On April 1, 1901, a number of people in Spokane's growing Orthodox Jewish population meet and organize into a congregation of 22 members, each paying 50 cents in monthly dues. They obtain an official charter on May 3, 1901, and begin to raise money for their own synagogue. The Keneseth Israel Synagogue is finished in 1909 and becomes the congregation's home until 1966, when it merges with the city's other main Jewish congregation and becomes Temple Beth Shalom.
A Reform Jewish congregation had existed in Spokane since 1890, but by 1901 a number of Orthodox Jews, mostly from Eastern Europe, had arrived. They gathered to begin their own congregation, and for the first several years of their existence, they worshipped at the Odd Fellow's Hall in Spokane.
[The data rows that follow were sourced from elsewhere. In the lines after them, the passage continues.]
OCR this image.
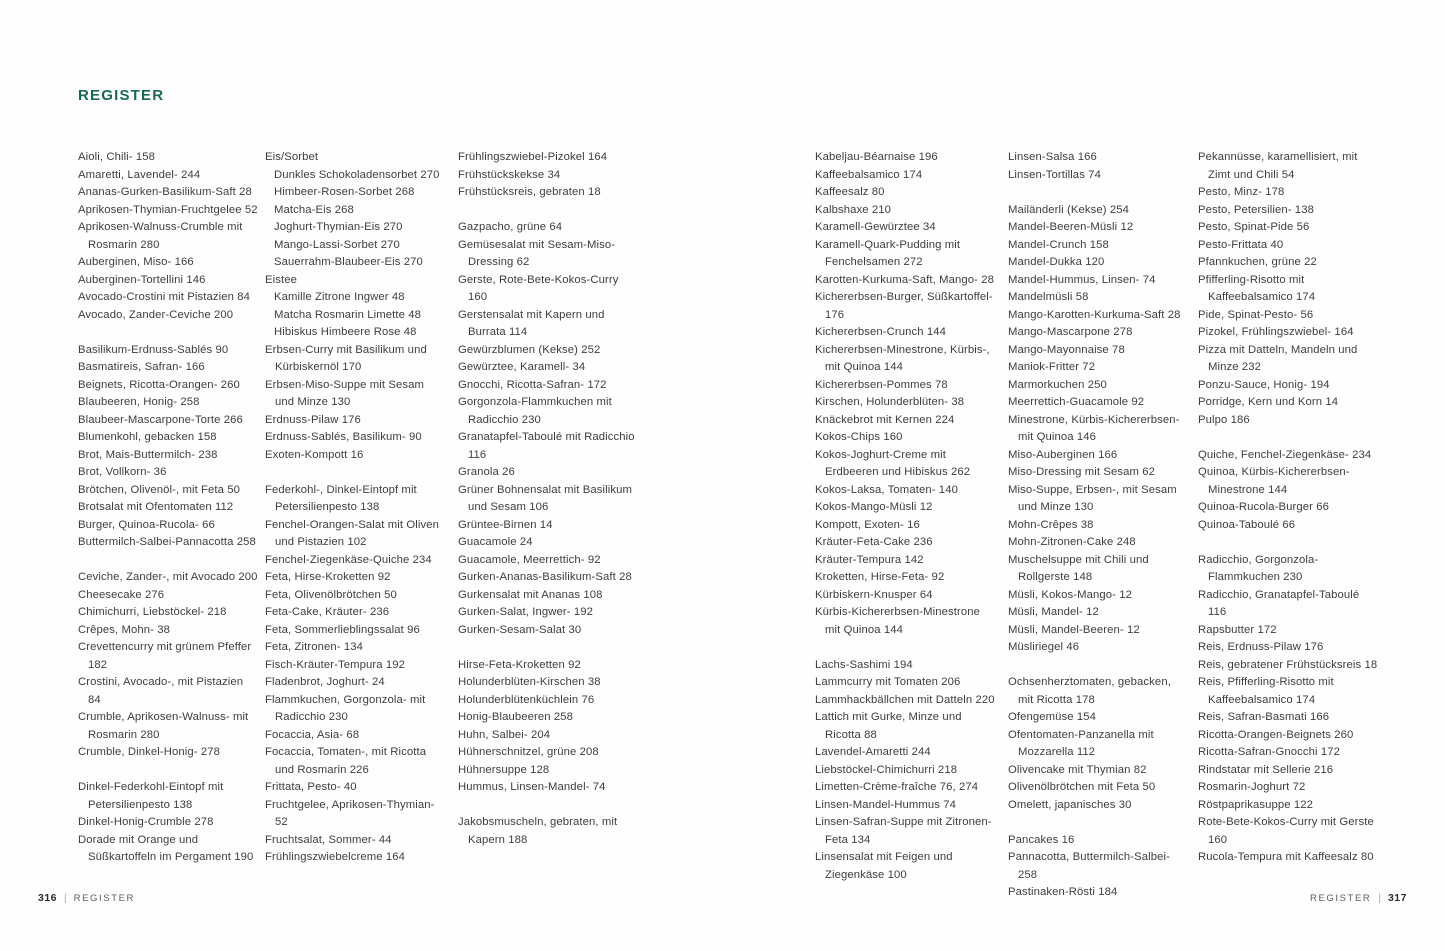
REGISTER
Aioli, Chili- 158
Amaretti, Lavendel- 244
Ananas-Gurken-Basilikum-Saft 28
Aprikosen-Thymian-Fruchtgelee 52
Aprikosen-Walnuss-Crumble mit Rosmarin 280
Auberginen, Miso- 166
Auberginen-Tortellini 146
Avocado-Crostini mit Pistazien 84
Avocado, Zander-Ceviche 200
Basilikum-Erdnuss-Sablés 90
Basmatireis, Safran- 166
Beignets, Ricotta-Orangen- 260
Blaubeeren, Honig- 258
Blaubeer-Mascarpone-Torte 266
Blumenkohl, gebacken 158
Brot, Mais-Buttermilch- 238
Brot, Vollkorn- 36
Brötchen, Olivenöl-, mit Feta 50
Brotsalat mit Ofentomaten 112
Burger, Quinoa-Rucola- 66
Buttermilch-Salbei-Pannacotta 258
Ceviche, Zander-, mit Avocado 200
Cheesecake 276
Chimichurri, Liebstöckel- 218
Crêpes, Mohn- 38
Crevettencurry mit grünem Pfeffer 182
Crostini, Avocado-, mit Pistazien 84
Crumble, Aprikosen-Walnuss- mit Rosmarin 280
Crumble, Dinkel-Honig- 278
Dinkel-Federkohl-Eintopf mit Petersilienpesto 138
Dinkel-Honig-Crumble 278
Dorade mit Orange und Süßkartoffeln im Pergament 190
Eis/Sorbet
Dunkles Schokoladensorbet 270
Himbeer-Rosen-Sorbet 268
Matcha-Eis 268
Joghurt-Thymian-Eis 270
Mango-Lassi-Sorbet 270
Sauerrahm-Blaubeer-Eis 270
Eistee
Kamille Zitrone Ingwer 48
Matcha Rosmarin Limette 48
Hibiskus Himbeere Rose 48
Erbsen-Curry mit Basilikum und Kürbiskernöl 170
Erbsen-Miso-Suppe mit Sesam und Minze 130
Erdnuss-Pilaw 176
Erdnuss-Sablés, Basilikum- 90
Exoten-Kompott 16
Federkohl-, Dinkel-Eintopf mit Petersilienpesto 138
Fenchel-Orangen-Salat mit Oliven und Pistazien 102
Fenchel-Ziegenkäse-Quiche 234
Feta, Hirse-Kroketten 92
Feta, Olivenölbrötchen 50
Feta-Cake, Kräuter- 236
Feta, Sommerlieblingssalat 96
Feta, Zitronen- 134
Fisch-Kräuter-Tempura 192
Fladenbrot, Joghurt- 24
Flammkuchen, Gorgonzola- mit Radicchio 230
Focaccia, Asia- 68
Focaccia, Tomaten-, mit Ricotta und Rosmarin 226
Frittata, Pesto- 40
Fruchtgelee, Aprikosen-Thymian- 52
Fruchtsalat, Sommer- 44
Frühlingszwiebelcreme 164
Frühlingszwiebel-Pizokel 164
Frühstückskekse 34
Frühstücksreis, gebraten 18
Gazpacho, grüne 64
Gemüsesalat mit Sesam-Miso-Dressing 62
Gerste, Rote-Bete-Kokos-Curry 160
Gerstensalat mit Kapern und Burrata 114
Gewürzblumen (Kekse) 252
Gewürztee, Karamell- 34
Gnocchi, Ricotta-Safran- 172
Gorgonzola-Flammkuchen mit Radicchio 230
Granatapfel-Taboulé mit Radicchio 116
Granola 26
Grüner Bohnensalat mit Basilikum und Sesam 106
Grüntee-Birnen 14
Guacamole 24
Guacamole, Meerrettich- 92
Gurken-Ananas-Basilikum-Saft 28
Gurkensalat mit Ananas 108
Gurken-Salat, Ingwer- 192
Gurken-Sesam-Salat 30
Hirse-Feta-Kroketten 92
Holunderblüten-Kirschen 38
Holunderblütenküchlein 76
Honig-Blaubeeren 258
Huhn, Salbei- 204
Hühnerschnitzel, grüne 208
Hühnersuppe 128
Hummus, Linsen-Mandel- 74
Jakobsmuscheln, gebraten, mit Kapern 188
Kabeljau-Béarnaise 196
Kaffeebalsamico 174
Kaffeesalz 80
Kalbshaxe 210
Karamell-Gewürztee 34
Karamell-Quark-Pudding mit Fenchelsamen 272
Karotten-Kurkuma-Saft, Mango- 28
Kichererbsen-Burger, Süßkartoffel- 176
Kichererbsen-Crunch 144
Kichererbsen-Minestrone, Kürbis-, mit Quinoa 144
Kichererbsen-Pommes 78
Kirschen, Holunderblüten- 38
Knäckebrot mit Kernen 224
Kokos-Chips 160
Kokos-Joghurt-Creme mit Erdbeeren und Hibiskus 262
Kokos-Laksa, Tomaten- 140
Kokos-Mango-Müsli 12
Kompott, Exoten- 16
Kräuter-Feta-Cake 236
Kräuter-Tempura 142
Kroketten, Hirse-Feta- 92
Kürbiskern-Knusper 64
Kürbis-Kichererbsen-Minestrone mit Quinoa 144
Lachs-Sashimi 194
Lammcurry mit Tomaten 206
Lammhackbällchen mit Datteln 220
Lattich mit Gurke, Minze und Ricotta 88
Lavendel-Amaretti 244
Liebstöckel-Chimichurri 218
Limetten-Crème-fraîche 76, 274
Linsen-Mandel-Hummus 74
Linsen-Safran-Suppe mit Zitronen-Feta 134
Linsensalat mit Feigen und Ziegenkäse 100
Linsen-Salsa 166
Linsen-Tortillas 74
Mailänderli (Kekse) 254
Mandel-Beeren-Müsli 12
Mandel-Crunch 158
Mandel-Dukka 120
Mandel-Hummus, Linsen- 74
Mandelmüsli 58
Mango-Karotten-Kurkuma-Saft 28
Mango-Mascarpone 278
Mango-Mayonnaise 78
Maniok-Fritter 72
Marmorkuchen 250
Meerrettich-Guacamole 92
Minestrone, Kürbis-Kichererbsen- mit Quinoa 146
Miso-Auberginen 166
Miso-Dressing mit Sesam 62
Miso-Suppe, Erbsen-, mit Sesam und Minze 130
Mohn-Crêpes 38
Mohn-Zitronen-Cake 248
Muschelsuppe mit Chili und Rollgerste 148
Müsli, Kokos-Mango- 12
Müsli, Mandel- 12
Müsli, Mandel-Beeren- 12
Müsliriegel 46
Ochsenherztomaten, gebacken, mit Ricotta 178
Ofengemüse 154
Ofentomaten-Panzanella mit Mozzarella 112
Olivencake mit Thymian 82
Olivenölbrötchen mit Feta 50
Omelett, japanisches 30
Pancakes 16
Pannacotta, Buttermilch-Salbei- 258
Pastinaken-Rösti 184
Pekannüsse, karamellisiert, mit Zimt und Chili 54
Pesto, Minz- 178
Pesto, Petersilien- 138
Pesto, Spinat-Pide 56
Pesto-Frittata 40
Pfannkuchen, grüne 22
Pfifferling-Risotto mit Kaffeebalsamico 174
Pide, Spinat-Pesto- 56
Pizokel, Frühlingszwiebel- 164
Pizza mit Datteln, Mandeln und Minze 232
Ponzu-Sauce, Honig- 194
Porridge, Kern und Korn 14
Pulpo 186
Quiche, Fenchel-Ziegenkäse- 234
Quinoa, Kürbis-Kichererbsen-Minestrone 144
Quinoa-Rucola-Burger 66
Quinoa-Taboulé 66
Radicchio, Gorgonzola-Flammkuchen 230
Radicchio, Granatapfel-Taboulé 116
Rapsbutter 172
Reis, Erdnuss-Pilaw 176
Reis, gebratener Frühstücksreis 18
Reis, Pfifferling-Risotto mit Kaffeebalsamico 174
Reis, Safran-Basmati 166
Ricotta-Orangen-Beignets 260
Ricotta-Safran-Gnocchi 172
Rindstatar mit Sellerie 216
Rosmarin-Joghurt 72
Röstpaprikasuppe 122
Rote-Bete-Kokos-Curry mit Gerste 160
Rucola-Tempura mit Kaffeesalz 80
316 | REGISTER	REGISTER | 317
In 1905 they bought a tract of land at 4thg Avenue and Adams Street and began raising money to build a synagogue. The two-story Keneseth Israel Synagogue was finished in 1909. It had a separate balcony for women, as was traditional in Orthodox congregations, but this separation was later abandoned when the congregation joined the Conservative movement. By 1926, the congregation consisted of about 125 members and supported a Hebrew school with about 55 pupils.
In the 1960's, the synagogue was in the path of the Interstate 90 freeway project through downtown Spokane. In 1966, the congregation merged with the Temple Emanu-El and built the Temple Beth Shalom, which is now the center of Spokane's Jewish community.